Ein Highlight für die Archä ologie Baselland war 2019 die Ausstellung im Rahmen des 1000-Jahre-Jubiläums des Basler Münsters im Kunstmuseum Basel. Dabei stellte die Archäologie Baselland dar, wie die Menschen in der Region vor 1000 Jahren gelebt haben müssen. Weil Funde von damals rar sind und für den Betrachter nur wenig exakte Erkenntnisse liefern, stellte die Archäologie Baselland mittels digitalisierter Bilder Landschaften dar, wie sie vor 1000 Jahren ausgesehen haben könnten. Eines dieser drei Lebensbilder stellte den künstlich aufgeschütteten Büchel bei Zunzgen dar. Darauf stand wohl ein hölzerner Wehrturm, wie Ausgrabungen aus dem Jahr 1950 zeigen.

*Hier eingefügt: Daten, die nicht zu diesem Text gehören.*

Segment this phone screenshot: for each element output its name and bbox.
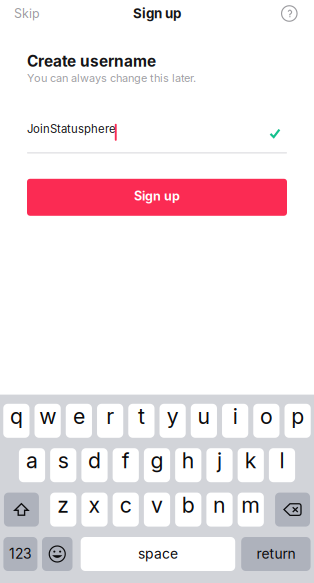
staticText: Sign up [134,188,180,204]
staticText: m [241,492,260,518]
button[interactable]: 123 [3,537,37,571]
button[interactable]: m [238,493,264,527]
button[interactable]: e [66,404,92,438]
button[interactable]: y [160,404,186,438]
staticText: return [256,545,295,562]
staticText: l [280,448,284,474]
button[interactable]: d [81,448,108,482]
staticText: c [120,492,132,518]
staticText: o [260,403,273,429]
button[interactable]: q [3,404,30,438]
staticText: d [88,448,101,474]
staticText: b [182,492,195,518]
staticText: Create username [27,52,156,71]
button[interactable]: Shift [4,493,39,527]
button[interactable]: p [284,404,311,438]
button[interactable]: Emoji [42,537,72,571]
button[interactable]: j [206,448,233,482]
button[interactable]: s [50,448,76,482]
button[interactable]: g [144,448,170,482]
button[interactable]: n [206,493,233,527]
staticText: w [39,403,56,429]
button[interactable]: v [144,493,170,527]
button[interactable]: b [175,493,201,527]
button[interactable]: i [222,404,248,438]
staticText: a [26,448,38,474]
button[interactable]: c [113,493,139,527]
staticText: j [217,448,222,474]
button[interactable]: l [269,448,295,482]
button[interactable]: f [113,448,139,482]
button[interactable]: Sign up [27,179,287,216]
staticText: Sign up [133,5,181,22]
staticText: t [138,403,145,429]
button[interactable]: Delete [275,493,310,527]
staticText: e [73,403,85,429]
staticText: f [122,448,130,474]
button[interactable]: space [81,537,235,571]
staticText: k [245,448,257,474]
button[interactable]: Skip [12,2,42,25]
staticText: u [197,403,210,429]
button[interactable]: w [34,404,61,438]
button[interactable]: r [97,404,123,438]
staticText: x [88,492,100,518]
staticText: space [138,545,178,562]
button[interactable]: o [253,404,280,438]
staticText: You can always change this later. [27,71,196,85]
staticText: g [150,448,164,474]
staticText: r [106,403,114,429]
staticText: y [167,403,179,429]
staticText: s [58,448,69,474]
staticText: n [213,492,226,518]
staticText: i [233,403,238,429]
button[interactable]: u [191,404,217,438]
staticText: q [10,403,23,429]
button[interactable]: Help [277,2,301,26]
staticText: h [182,448,195,474]
staticText: z [57,492,69,518]
staticText: v [151,492,163,518]
button[interactable]: h [175,448,201,482]
button[interactable]: return [241,537,311,571]
button[interactable]: x [81,493,108,527]
staticText: p [291,403,304,429]
staticText: JoinStatusphere [27,122,116,136]
staticText: Skip [14,6,40,21]
button[interactable]: a [19,448,45,482]
staticText: 123 [9,545,32,562]
button[interactable]: k [238,448,264,482]
button[interactable]: z [50,493,76,527]
button[interactable]: t [128,404,154,438]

Zusammenarbeit mit «Spähern»
Seit 2009 ist Kantonsarchäologe Reto Marti im Amt. Seit 10 Jahren präsentiert er anlässlich der Jahresmedienkonferenz die Arbeit der Archäologie Baselland. Das Ziel war von Beginn weg, die breite Bevölkerung stärker einzubinden. «Wir machen ja die ganze Arbeit nicht für uns, sondern für die Öffentlichkeit.» Damit einhergehend streckten die Profis die Hand aus für all jene, die sich hobbymässig mit Archäologie beschäftigen und in ihrer Freizeit auf eigene Faust unter anderem mit Metalldetektoren auf die Suche gehen.
Mehrere Hobby-Archäologen werden heute als ehrenamtliche «Späher» in die Arbeit miteinbezogen. «Sie sind vor allem dort unterwegs, wo wir nicht sein können: zum Beispiel in Wäldern oder auf Hügeln», beschreibt Reto Marti. Unter anderem fand ein solcher Späher die Silbermünzen in Pratteln.